The Prompt Lab — Conditional Branching Prompts Learn the conditional branching prompts prompting technique with concrete before/after examples. 2026-06-17T12:00:00.000Z The Prompt Lab The Prompt Lab prompt-engineeringtechniquestutorial

The Prompt Lab — Conditional Branching Prompts

Learn the conditional branching prompts prompting technique with concrete before/after examples.

One technique, one before/after. Get better at talking to models.

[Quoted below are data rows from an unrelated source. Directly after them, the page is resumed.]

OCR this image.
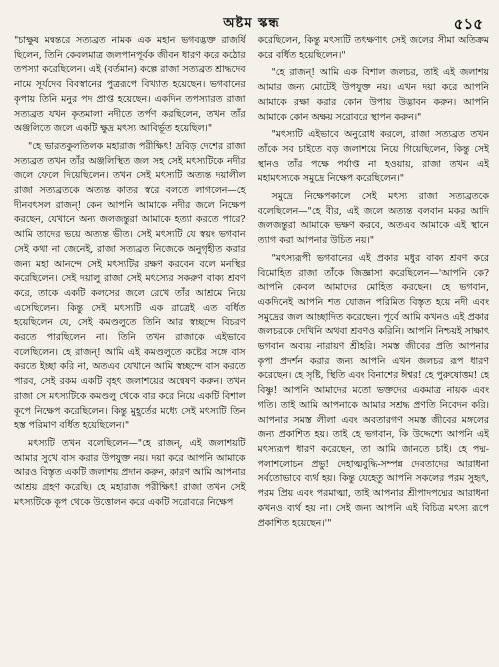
অষ্টম স্কন্ধ	৫১৫

"চাক্ষুষ মন্বন্তরে সত্যব্রত নামক এক মহান ভগবদ্ভক্ত রাজর্ষি ছিলেন, তিনি কেবলমাত্র জলপানপূর্বক জীবন ধারণ করে কঠোর তপস্যা করেছিলেন। এই (বর্তমান) কল্পে রাজা সত্যব্রত শ্রাদ্ধদেব নামে সূর্যদেব বিবস্বানের পুত্ররূপে বিখ্যাত হয়েছেন। ভগবানের কৃপায় তিনি মনুর পদ প্রাপ্ত হয়েছেন। একদিন তপস্যারত রাজা সত্যব্রত যখন কৃতমালা নদীতে তর্পণ করছিলেন, তখন তাঁর অঞ্জলিতে জলে একটি ক্ষুদ্র মৎস্য আবির্ভূত হয়েছিল।"

"হে ভারতকুলতিলক মহারাজ পরীক্ষিৎ! দ্রবিড় দেশের রাজা সত্যব্রত তখন তাঁর অঞ্জলিস্থিত জল সহ সেই মৎস্যটিকে নদীর জলে ফেলে দিয়েছিলেন। তখন সেই মৎস্যটি অত্যন্ত দয়ালীল রাজা সত্যব্রতকে অত্যন্ত কাতর স্বরে বলতে লাগলেন—হে দীনবৎসল রাজন্‌! কেন আপনি আমাকে নদীর জলে নিক্ষেপ করছেন, যেখানে অন্য জলজন্তুরা আমাকে হত্যা করতে পারে? আমি তাদের ভয়ে অত্যন্ত ভীত। সেই মৎস্যটি যে স্বয়ং ভগবান সেই কথা না জেনেই, রাজা সত্যব্রত নিজেকে অনুগৃহীত করার জন্য মহা আনন্দে সেই মৎস্যটির রক্ষণ করবেন বলে মনস্থির করেছিলেন। সেই দয়ালু রাজা সেই মৎস্যের সকরুণ বাক্য শ্রবণ করে, তাকে একটি কলসের জলে রেখে তাঁর আশ্রমে নিয়ে এসেছিলেন। কিন্তু সেই মৎস্যটি এক রাত্রেই এত বর্ধিত হয়েছিলেন যে, সেই কমণ্ডলুতে তিনি আর স্বচ্ছন্দে বিচরণ করতে পারছিলেন না। তিনি তখন রাজাকে এইভাবে বলেছিলেন। হে রাজন্‌! আমি এই কমণ্ডলুতে কষ্টের সঙ্গে বাস করতে ইচ্ছা করি না, অতএব যেখানে আমি স্বচ্ছন্দে বাস করতে পারব, সেই রকম একটি বৃহৎ জলাশয়ের অন্বেষণ করুন। তখন রাজা সে মৎস্যটিকে কমণ্ডলু থেকে বার করে নিয়ে একটি বিশাল কূপে নিক্ষেপ করেছিলেন। কিন্তু মুহূর্তের মধ্যে সেই মৎস্যটি তিন হস্ত পরিমাণ বর্ধিত হয়েছিলেন।"

মৎস্যটি তখন বলেছিলেন—"হে রাজন্‌, এই জলাশয়টি আমার সুখে বাস করার উপযুক্ত নয়। দয়া করে আপনি আমাকে আরও বিস্তৃত একটি জলাশয় প্রদান করুন, কারণ আমি আপনার আশ্রয় গ্রহণ করেছি। হে মহারাজ পরীক্ষিৎ! রাজা তখন সেই মৎস্যটিকে কূপ থেকে উত্তোলন করে একটি সরোবরে নিক্ষেপ

করেছিলেন, কিন্তু মৎস্যটি তৎক্ষণাৎ সেই জলের সীমা অতিক্রম করে বর্ধিত হয়েছিলেন।"

"হে রাজন্‌! আমি এক বিশাল জলচর, তাই এই জলাশয় আমার জন্য মোটেই উপযুক্ত নয়। এখন দয়া করে আপনি আমাকে রক্ষা করার কোন উপায় উদ্ভাবন করুন। আপনি আমাকে কোন অক্ষয় সরোবরে স্থাপন করুন।"

"মৎস্যটি এইভাবে অনুরোধ করলে, রাজা সত্যব্রত তখন তাঁকে সব চাইতে বড় জলাশয়ে নিয়ে গিয়েছিলেন, কিন্তু সেই স্থানও তাঁর পক্ষে পর্যাপ্ত না হওয়ায়, রাজা তখন এই মহামৎস্যকে সমুদ্রে নিক্ষেপ করেছিলেন।"

সমুদ্রে নিক্ষেপকালে সেই মৎস্য রাজা সত্যব্রতকে বলেছিলেন—"হে বীর, এই জলে অত্যন্ত বলবান মকর আদি জলজন্তুরা আমাকে ভক্ষণ করবে, অতএব আমাকে এই স্থানে ত্যাগ করা আপনার উচিত নয়।"

"মৎস্যরূপী ভগবানের এই প্রকার মধুর বাক্য শ্রবণ করে বিমোহিত রাজা তাঁকে জিজ্ঞাসা করেছিলেন—'আপনি কে? আপনি কেবল আমাদের মোহিত করছেন। হে ভগবান, একদিনেই আপনি শত যোজন পরিমিত বিস্তৃত হয়ে নদী এবং সমুদ্রের জল আচ্ছাদিত করেছেন। পূর্বে আমি কখনও এই প্রকার জলচরকে দেখিনি অথবা শ্রবণও করিনি। আপনি নিশ্চয়ই সাক্ষাৎ ভগবান অব্যয় নারায়ণ শ্রীহরি। সমস্ত জীবের প্রতি আপনার কৃপা প্রদর্শন করার জন্য আপনি এখন জলচর রূপ ধারণ করেছেন। হে সৃষ্টি, স্থিতি এবং বিনাশের ঈশ্বর! হে পুরুষোত্তম! হে বিষ্ণু! আপনি আমাদের মতো ভক্তদের একমাত্র নায়ক এবং গতি। তাই আমি আপনাকে আমার সশ্রদ্ধ প্রণতি নিবেদন করি। আপনার সমস্ত লীলা এবং অবতারগণ সমস্ত জীবের মঙ্গলের জন্য প্রকাশিত হয়। তাই হে ভগবান, কি উদ্দেশ্যে আপনি এই মৎস্যরূপ ধারণ করেছেন, তা আমি জানতে চাই। হে পদ্ম-পলাশলোচন প্রভু! দেহাত্মবুদ্ধি-সম্পন্ন দেবতাদের আরাধনা সর্বতোভাবে ব্যর্থ হয়। কিন্তু যেহেতু আপনি সকলের পরম সুহৃৎ, পরম প্রিয় এবং পরমাত্মা, তাই আপনার শ্রীপাদপদ্মের আরাধনা কখনও ব্যর্থ হয় না। সেই জন্য আপনি এই বিচিত্র মৎস্য রূপে প্রকাশিত হয়েছেন।'"
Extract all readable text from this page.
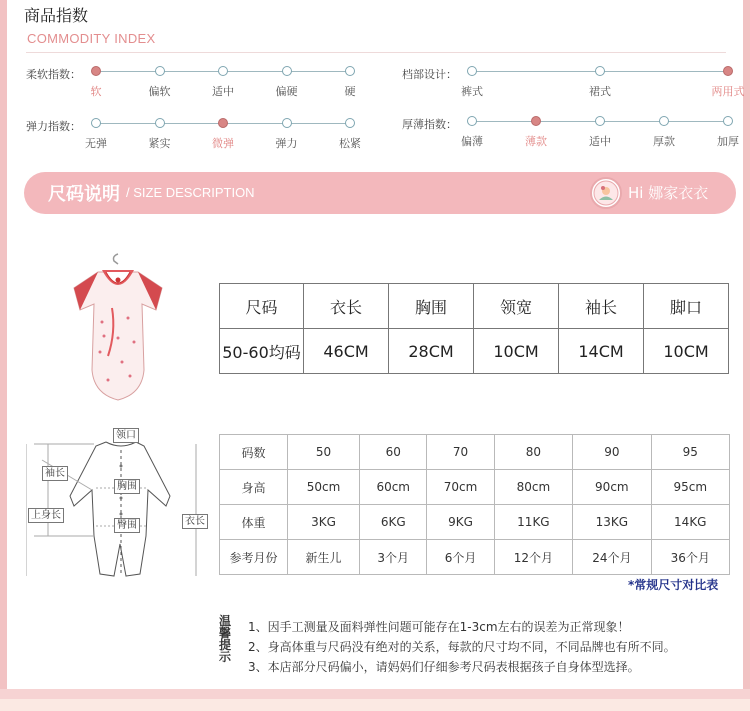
商品指数
COMMODITY INDEX
柔软指数：
软	偏软	适中	偏硬	硬
档部设计：
裤式	裙式	两用式
弹力指数：
无弹	紧实	微弹	弹力	松紧
厚薄指数：
偏薄	薄款	适中	厚款	加厚
尺码说明 / SIZE DESCRIPTION	Hi 娜家衣衣
尺码	衣长	胸围	领宽	袖长	脚口
50-60均码	46CM	28CM	10CM	14CM	10CM
领口
袖长
胸围
上身长
臀围	衣长
码数	50	60	70	80	90	95
身高	50cm	60cm	70cm	80cm	90cm	95cm
体重	3KG	6KG	9KG	11KG	13KG	14KG
参考月份	新生儿	3个月	6个月	12个月	24个月	36个月
*常规尺寸对比表
温馨提示
1、因手工测量及面料弹性问题可能存在1-3cm左右的误差为正常现象！
2、身高体重与尺码没有绝对的关系，每款的尺寸均不同，不同品牌也有所不同。
3、本店部分尺码偏小，请妈妈们仔细参考尺码表根据孩子自身体型选择。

Conditional Branching Prompts

The Technique

Conditional branching embeds explicit if/then logic directly into your prompt, instructing the model to follow different response paths depending on what it finds in the input. This works because it offloads decision-making overhead from a follow-up prompt into the original one, letting the model self-route rather than forcing you to manually inspect output and re-prompt.

The Naive Prompt

Review this customer support email and write a response:

"Hi, I placed order #44821 three weeks ago and it still hasn't 
arrived. I've emailed twice already with no reply. I'm extremely 
frustrated and want a refund immediately."

Why It Falls Short

The model has no guidance on which kind of response to write — a de-escalation, a refund confirmation, or a hold-tight acknowledgment — so it tends to produce a generic, hedge-everything reply that doesn’t commit to any action. It also can’t adapt to information it doesn’t have (like whether the order is traceable), so it either invents confidence it shouldn’t have or produces limp non-answers.

The Improved Prompt

Review this customer support email and write a response, 
following this logic:

IF the customer has contacted support more than once with no 
resolution → open with a direct apology for the process failure 
(not just the delay), then commit to a specific next action 
within 24 hours.

IF the email contains explicit refund language → acknowledge 
the refund request directly in the first paragraph; do not 
defer it to a closing line.

IF order tracking status is unknown to you → do not invent 
a status update; instead, state that you are pulling the record 
now and will follow up within 2 hours.

Apply all conditions that match. Tone: professional but human — 
no corporate boilerplate.

Email:
"Hi, I placed order #44821 three weeks ago and it still hasn't 
arrived. I've emailed twice already with no reply. I'm extremely 
frustrated and want a refund immediately."

Why It Works

All three conditions apply here, so the model generates a response that acknowledges the process failure, surfaces the refund request immediately, and avoids fabricating a shipping status — instead of smoothing over all three issues in a single vague paragraph. You’re essentially encoding your team’s triage logic into the prompt, which produces consistent, policy-aligned output without a human reviewer making case-by-case judgment calls.

When to Use This

  • Templated workflows with variable inputs — customer support, document review, intake forms — where the right response genuinely depends on what’s in the content, and you need the model to handle multiple cases in a single pass rather than requiring a separate prompt per scenario.
  • High-stakes drafting tasks where the naive output “technically answers” but misses the most important signal (an explicit ask buried in the third sentence, a red-flag word like “refund” or “lawyer”). Conditional logic forces the model to scan for those signals explicitly.
  • Reducing prompt iteration on Claude Opus 4.8 or GPT-5.5 Pro in agentic pipelines — when a model is operating with limited human-in-the-loop checkpoints, embedding branch conditions upfront means you catch edge cases at prompt design time, not at 2am when something routes wrong.